Beni taciz eden kırmızı deri görünümlü çantanın sahibi dolmuştan inip hemen bir keyif sigarası yakıyor. “hepiniz aynısınız” demek istiyorum. Kullanılmış hissediyorum. Kendi derdimden daha önemli olan ve gereksiz çıkışlarla ortamı geren çocuğa dönüyorum. Önlüğüne meyve suyu döken Emre’yi nasıl dövdüğünü, Sibel’in aslında kendisini sevdiğini ama belli etmediğini, kitaplarını okulun bahçesine saklayıp taşımaktan kurtularak nasıl bir zeka örneği sergilediğini , Çarşamba günü yok yok Perşembe günü ladeste Özge’yi yenerek nasıl sakız kazandığını hızlı ve hararetli bir şekilde anlatıyor. Dinliyoruz. “Yeter ulan artık eşşoğlueşşek ”demek istiyorum. Diyemiyorum. Annesi var. O kadar gürültüye sebep olan bir çocuğun annesi bir şey demediğine göre biz bir şey söylersek annesinin çocuğunu savunacağını tahmin ettiğimiz için gereksiz bir gerginlik yaşamak istemiyoruz. Zaten gerekli bir gerginlik yaşıyoruz.

İki durak sonra ineceğim. Elimde ki kitabı çocuğun kafasına vurup bayıltmak için planlar yapıyorum. Kafamın içinden geçenler şöyle; “Durakta lütfen” diye bağırıyorum.
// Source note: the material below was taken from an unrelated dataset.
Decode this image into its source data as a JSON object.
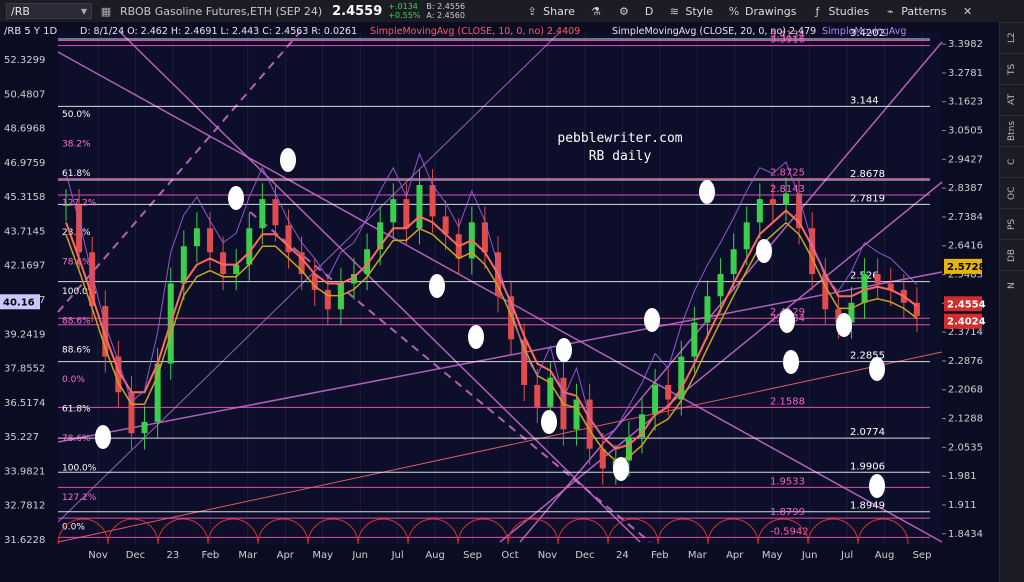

Dolmuş yavaşlıyor ve kapı açılıyor. O anda kitabın keskin köşesini çocuğun ense köküne indiriyorum ve koşarak uzaklaşıyorum. Ertesi gün manşetlerdeyim. ‘o bir halk kahramanı ’ yaptığım hizmetten ötürü üstün hizmet madalyası alıyorum. Vatana hizmet etmiş olmanın gururuyla omuzlarda gezdiriliyorum. Büyükşehir Belediyesi bir yıl boyunca ücretsiz seyahat etme hakkı veriyor. Buna sevinmeli miyim yoksa üzülmeli miyim bilemiyorum. Bir an belediye başkanına “ başkanım bu ücretsiz seyahat kartını satabilir miyim?” diye somak istiyorum. Sonra “neyse neyse şimdi basının önünde sormiyim, ayıp olur, Ben bunu bi şekilde okuturum zaten ”diye içimden geçiriyorum.

Hayallerimde yaşadığım gurur tablosunu “Durakta inecek olan arkadaş, hoopp bilader” diye bağıran şoför kesiyor. Dalmışım. Kapı açık. Herkes inmemi bekliyor. “Bu son şansın, hadi artık bitir şu işi” diyorum. Kitabı sıkıca kavrıyorum, veee tam kaldıracakken, “saçmalama lan, manyak mısın?”diyorum kendi kendime. Çocuğa travmalar yaşatacak, erken boşalma sorunlarına kadar götürecek olan bir bakış atıyorum. İnerken elinde ki kitabı, çantayı, şemsiyeyi sıkıca tutan ve ani bir darbeyle vurup kaçmak isteyen yoldaşlarımı görüyorum. Gurur duyuyorum. Benim yapamadığımı yapacaklarını hayal ederek asil bir lider gibi basamaktan iniyorum. O kartı istiyorum haberiniz olsun.